Sternheimer also thinks Neda's good looks helped make her a posthumous star. "Because she was so pretty, I think for a lot of people it draws even more sympathy. She appeared very Westernized. I think for people in the West, they can think, 'She’s just like anyone I know.'"
Lubin points to another beautiful young woman who captured the public's heart in the center of a tragedy: Jacqueline Kennedy following the November 1963 assassination of her husband, President John F. Kennedy.
"Jackie had amazing presence of mind to use the opportunity," said Lubin, author of the book 'Shooting Kennedy: JFK and the Culture of Images' (University of California Press, 2003).
"The whole funeral that she orchestrated was a really important piece of political theater," designed to evoke the image of Camelot and assure Americans "that higher values were going to prevail," he said.
But although the grieving first lady recognized an opportunity and seized it, that doesn't mean you can intentionally create an iconic image. In fact, attempts to do so could backfire –- such as the moment on May 1, 2003, when President George W. Bush landed on the deck of an aircraft carrier and, with a banner proclaiming "Mission Accomplished" in the background, declared an end to major combat in Iraq. Although Bush didn’t know it at the time, the fighting was far from over.
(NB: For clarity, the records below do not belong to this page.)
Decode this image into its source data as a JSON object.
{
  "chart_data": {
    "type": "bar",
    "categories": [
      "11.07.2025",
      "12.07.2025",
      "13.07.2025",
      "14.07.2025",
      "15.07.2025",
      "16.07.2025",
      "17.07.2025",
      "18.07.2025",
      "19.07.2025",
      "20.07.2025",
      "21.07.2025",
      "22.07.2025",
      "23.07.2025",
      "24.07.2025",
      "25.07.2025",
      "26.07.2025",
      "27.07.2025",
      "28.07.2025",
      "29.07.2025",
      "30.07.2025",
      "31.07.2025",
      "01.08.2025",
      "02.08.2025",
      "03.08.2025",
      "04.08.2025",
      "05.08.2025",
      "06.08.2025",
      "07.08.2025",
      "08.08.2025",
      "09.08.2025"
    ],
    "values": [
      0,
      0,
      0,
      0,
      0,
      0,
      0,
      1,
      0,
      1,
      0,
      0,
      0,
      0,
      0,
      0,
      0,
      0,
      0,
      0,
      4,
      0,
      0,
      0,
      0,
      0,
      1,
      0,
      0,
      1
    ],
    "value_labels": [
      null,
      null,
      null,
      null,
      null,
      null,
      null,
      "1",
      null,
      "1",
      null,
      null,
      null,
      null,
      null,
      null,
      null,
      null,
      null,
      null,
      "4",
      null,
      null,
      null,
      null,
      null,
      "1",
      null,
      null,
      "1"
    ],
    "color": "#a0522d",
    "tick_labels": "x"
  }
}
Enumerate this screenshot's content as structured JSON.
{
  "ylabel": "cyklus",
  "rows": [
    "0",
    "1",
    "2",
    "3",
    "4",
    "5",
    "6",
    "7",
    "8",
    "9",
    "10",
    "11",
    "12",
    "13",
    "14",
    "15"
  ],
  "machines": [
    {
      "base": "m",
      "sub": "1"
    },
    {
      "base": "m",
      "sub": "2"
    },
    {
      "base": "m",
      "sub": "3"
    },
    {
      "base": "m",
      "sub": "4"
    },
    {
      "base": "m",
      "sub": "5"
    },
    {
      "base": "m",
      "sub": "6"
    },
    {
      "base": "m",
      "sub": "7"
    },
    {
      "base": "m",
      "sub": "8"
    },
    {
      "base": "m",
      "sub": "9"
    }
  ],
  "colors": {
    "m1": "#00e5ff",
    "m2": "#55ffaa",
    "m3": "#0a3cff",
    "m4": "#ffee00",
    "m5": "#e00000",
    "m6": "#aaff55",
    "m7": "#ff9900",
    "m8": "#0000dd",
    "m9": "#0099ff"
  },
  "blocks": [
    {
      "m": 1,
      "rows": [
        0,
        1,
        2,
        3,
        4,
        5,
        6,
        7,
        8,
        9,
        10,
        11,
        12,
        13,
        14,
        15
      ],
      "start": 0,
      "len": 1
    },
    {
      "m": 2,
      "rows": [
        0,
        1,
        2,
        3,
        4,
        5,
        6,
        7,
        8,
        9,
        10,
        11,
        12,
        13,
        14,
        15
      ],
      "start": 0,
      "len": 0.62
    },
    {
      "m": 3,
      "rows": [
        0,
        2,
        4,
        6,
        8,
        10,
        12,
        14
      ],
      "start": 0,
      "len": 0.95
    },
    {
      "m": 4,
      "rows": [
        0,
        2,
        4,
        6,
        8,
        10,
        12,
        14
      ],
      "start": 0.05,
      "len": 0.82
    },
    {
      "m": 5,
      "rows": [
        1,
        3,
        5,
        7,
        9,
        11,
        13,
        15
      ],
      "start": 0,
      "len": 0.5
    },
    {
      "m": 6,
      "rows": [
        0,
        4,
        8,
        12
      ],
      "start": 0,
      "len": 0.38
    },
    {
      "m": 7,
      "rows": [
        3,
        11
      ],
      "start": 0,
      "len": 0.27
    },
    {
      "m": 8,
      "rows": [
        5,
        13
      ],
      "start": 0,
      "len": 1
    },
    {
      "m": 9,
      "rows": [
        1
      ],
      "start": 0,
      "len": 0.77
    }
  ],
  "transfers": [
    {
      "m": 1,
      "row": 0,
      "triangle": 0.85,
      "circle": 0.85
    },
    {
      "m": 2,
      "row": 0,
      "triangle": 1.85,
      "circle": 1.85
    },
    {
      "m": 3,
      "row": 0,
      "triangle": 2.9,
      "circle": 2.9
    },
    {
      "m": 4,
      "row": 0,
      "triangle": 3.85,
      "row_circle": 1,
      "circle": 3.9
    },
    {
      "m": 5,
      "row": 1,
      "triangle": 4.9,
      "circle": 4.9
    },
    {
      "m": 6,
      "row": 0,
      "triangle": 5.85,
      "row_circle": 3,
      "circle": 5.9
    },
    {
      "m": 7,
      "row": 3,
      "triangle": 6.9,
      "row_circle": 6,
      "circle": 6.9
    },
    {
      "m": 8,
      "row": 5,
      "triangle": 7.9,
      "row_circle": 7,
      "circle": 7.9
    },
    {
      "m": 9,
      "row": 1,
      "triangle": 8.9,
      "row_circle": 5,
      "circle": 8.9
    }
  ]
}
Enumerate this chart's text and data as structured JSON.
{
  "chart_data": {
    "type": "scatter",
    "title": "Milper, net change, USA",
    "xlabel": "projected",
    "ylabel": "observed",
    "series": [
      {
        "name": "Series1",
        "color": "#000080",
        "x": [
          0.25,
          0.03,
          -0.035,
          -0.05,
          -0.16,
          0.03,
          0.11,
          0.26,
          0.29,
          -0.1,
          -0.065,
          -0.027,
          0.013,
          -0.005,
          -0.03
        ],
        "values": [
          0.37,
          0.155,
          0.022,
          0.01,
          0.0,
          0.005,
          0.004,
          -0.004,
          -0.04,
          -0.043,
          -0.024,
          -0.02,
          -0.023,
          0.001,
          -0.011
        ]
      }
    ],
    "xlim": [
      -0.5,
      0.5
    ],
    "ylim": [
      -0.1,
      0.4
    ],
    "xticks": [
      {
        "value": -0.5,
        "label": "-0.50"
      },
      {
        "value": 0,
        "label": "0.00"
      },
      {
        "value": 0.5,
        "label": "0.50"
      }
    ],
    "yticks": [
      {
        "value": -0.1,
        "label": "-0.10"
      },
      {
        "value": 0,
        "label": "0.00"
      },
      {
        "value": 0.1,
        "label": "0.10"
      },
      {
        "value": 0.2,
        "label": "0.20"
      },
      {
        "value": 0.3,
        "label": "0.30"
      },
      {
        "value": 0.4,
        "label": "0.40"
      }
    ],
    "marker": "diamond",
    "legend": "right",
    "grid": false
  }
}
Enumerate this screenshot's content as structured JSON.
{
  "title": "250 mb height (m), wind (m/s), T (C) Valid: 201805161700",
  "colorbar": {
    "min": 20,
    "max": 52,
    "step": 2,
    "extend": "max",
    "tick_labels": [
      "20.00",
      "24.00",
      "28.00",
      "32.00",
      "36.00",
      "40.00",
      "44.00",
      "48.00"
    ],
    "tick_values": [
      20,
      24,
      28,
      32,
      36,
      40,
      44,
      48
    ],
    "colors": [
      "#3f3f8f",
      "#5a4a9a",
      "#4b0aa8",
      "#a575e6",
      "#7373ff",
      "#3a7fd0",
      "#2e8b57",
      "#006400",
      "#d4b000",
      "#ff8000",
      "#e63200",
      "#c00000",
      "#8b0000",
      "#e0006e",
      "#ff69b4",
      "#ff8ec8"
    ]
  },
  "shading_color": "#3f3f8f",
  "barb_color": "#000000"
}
Since no one knows what will happen next in Iraq, it's hard to tell whether Neda's death throes will become a lasting image, or be forgotten in the months to come.
"In part it has to do with what happens to this movement," said Ross. "If there's some really big change in the political structure, she will become a heroine, a martyr to the cause. Should this movement go away without having a real impact in the regime, then it wouldn't surprise me if she became merely a local figure."